Não Trago Recordações

Não trago recordações. 
Escolheria as que não interessam a ninguém. 
Como se erguesse contra mim o tiro de uma arma
ou acabasse de ler as disposições da comuna 
sobre as mulheres. 
Precisamos um do outro 
esta noite 

ferido por uma bala. 

Os dois os três dias que se vão seguir. 
Os envelopes foram destruídos. 
As coisas 
as cartas 

O tempo é sempre magnífico. 
Terra povoada de gente 
mil e uma coisas que fazem uma arma 
soltar o corpo para o corpo de outro corpo.

As frases começadas 
hei-de um dia os mundos desta vida.

João Miguel Fernandes Jorge, in "Meridional"

Interpretação:
            O poema fala-nos de quase que uma ideia oposta de “recordação” e “interesse dos outros” no início do mesmo. O «eu» recorda os momentos passados com o outro, o seu amor, a sua paixão com quem manteve uma relação de cumplicidade. O poema remete para uma ideia de passado, um passado cujas memórias se desvanecem e dissipam, como é visível nos versos: «Os envelopes foram destruídos./ As coisas/ as cartas». O que pode significar que estas memórias possam ser pérfidas e maliciosas para, não só o sujeito poético, como também para o seu enamorado. Ao exclamar «Ferido por uma bala», expõe o modo como sofreu e sofre com a ausência “do outro”.
            Por isso tudo, o «eu» aposta no Presente. «Precisamos um do outro/ esta noite». E deixa-nos a entender que fará o mesmo com o futuro: «Os dois, três dias que se vão seguir», «As frases começadas/ hei-de um dia os mundos desta vida». O que remete para uma ideia de esforço para concretizar os seus desejos e ambições e corrigir tudo o que não o foi.

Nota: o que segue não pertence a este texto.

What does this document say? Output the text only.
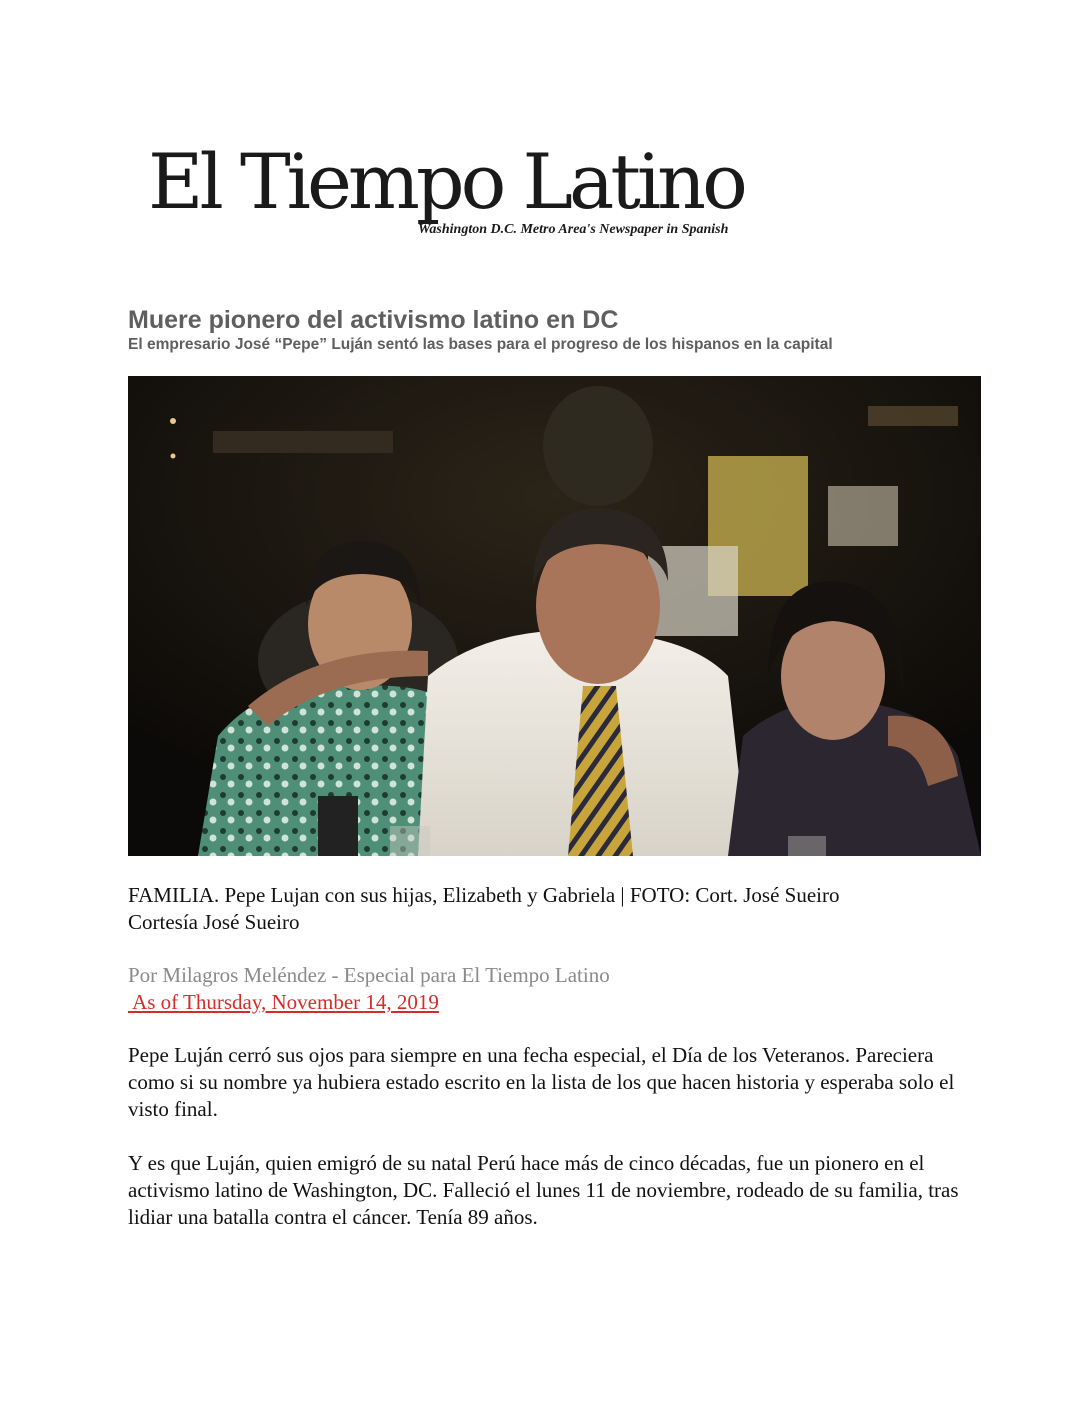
El Tiempo Latino
Washington D.C. Metro Area's Newspaper in Spanish
Muere pionero del activismo latino en DC
El empresario José “Pepe” Luján sentó las bases para el progreso de los hispanos en la capital
FAMILIA. Pepe Lujan con sus hijas, Elizabeth y Gabriela | FOTO: Cort. José Sueiro
Cortesía José Sueiro
Por Milagros Meléndez - Especial para El Tiempo Latino
As of Thursday, November 14, 2019
Pepe Luján cerró sus ojos para siempre en una fecha especial, el Día de los Veteranos. Pareciera como si su nombre ya hubiera estado escrito en la lista de los que hacen historia y esperaba solo el visto final.
Y es que Luján, quien emigró de su natal Perú hace más de cinco décadas, fue un pionero en el activismo latino de Washington, DC. Falleció el lunes 11 de noviembre, rodeado de su familia, tras lidiar una batalla contra el cáncer. Tenía 89 años.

            O sujeito poético precisa “do outro” e também o deseja, anseia o seu corpo, o seu toque e o seu calor: «soltar o corpo para o corpo de outro corpo». Sendo aqui retratado, não só, mas também um amor físico e ardente para além da paixão espiritual. Quando este afirma que: «O tempo é sempre magnífico» refere-se novamente ao facto de as memórias poderem ser dolorosas, sendo que o tempo contribui para a sua erosão.

domingo, 23 de fevereiro de 2014

Interpretação do poema

um risco na página
um gesto furtivo
um movimento
de queda
na sombra
da sombra
de um corpo, uma boca
: alguém chama — palavras contra
o sentido, contra a direcção
do vento
(Manuel Gusmão)

  O poema fala sobre a própria criação de um poema, sobre as fases da escrita e do pensamento do poeta durante a sua elaboração.
  A escrita de um poema começa de forma hesitante: uma linha sobre o papel, uma palavra, uma ideia. Assim como refere o primeiro verso («um risco na página»), é do primeiro traço que nasce o poema. Quando o sujeito poético – que seria o próprio autor – começa o poema, os seus movimentos são prematuros, subtis e curtos («um gesto furtivo»), as ideias ainda estão a desabrochar, ainda são confusas e desorganizadas.
  O poema também fala sobre a própria conceptualização do poema. Para escrevê-lo o sujeito poético tem de ir ao fundo de si mesmo, da sua mente, da sua experiência de vida e dos seus sentimentos. Assim como diz nos versos quarto, quinto e sexto, é preciso cair dentro das sombras, dentro do irreal, e procurar as coisas que não podem ser visualizadas à superfície.
  As palavras organizam-se, seguem as ideias, e ainda assim não têm necessariamente de fazer sentido. A poesia implica ver para além do que é visível, para além do sentido literal das palavras, do que as pessoas que a leem estariam à espera (por isso, é feita de «palavras contra o sentido»).
  Penso que o poema, para além de falar sobre a criação do próprio poema, também fala de como ele pode ser interpretado por cada pessoa. Os leitores começam por olhar para o poema, para as palavras que estão escritas nele, e depois vão furtivamente desvendando os seus significados. Assim como o autor, têm de utilizar as suas experiências de vida para interpretar o poema, têm de adentrar nos cantos da sua própria mente para encontrarem o seu significado; e têm de criar a sua ideia do poema, independentemente dela condizer com a do autor, ou com a de outro leitor. É preciso dar-lhe um sentido pessoal, seja real ou não.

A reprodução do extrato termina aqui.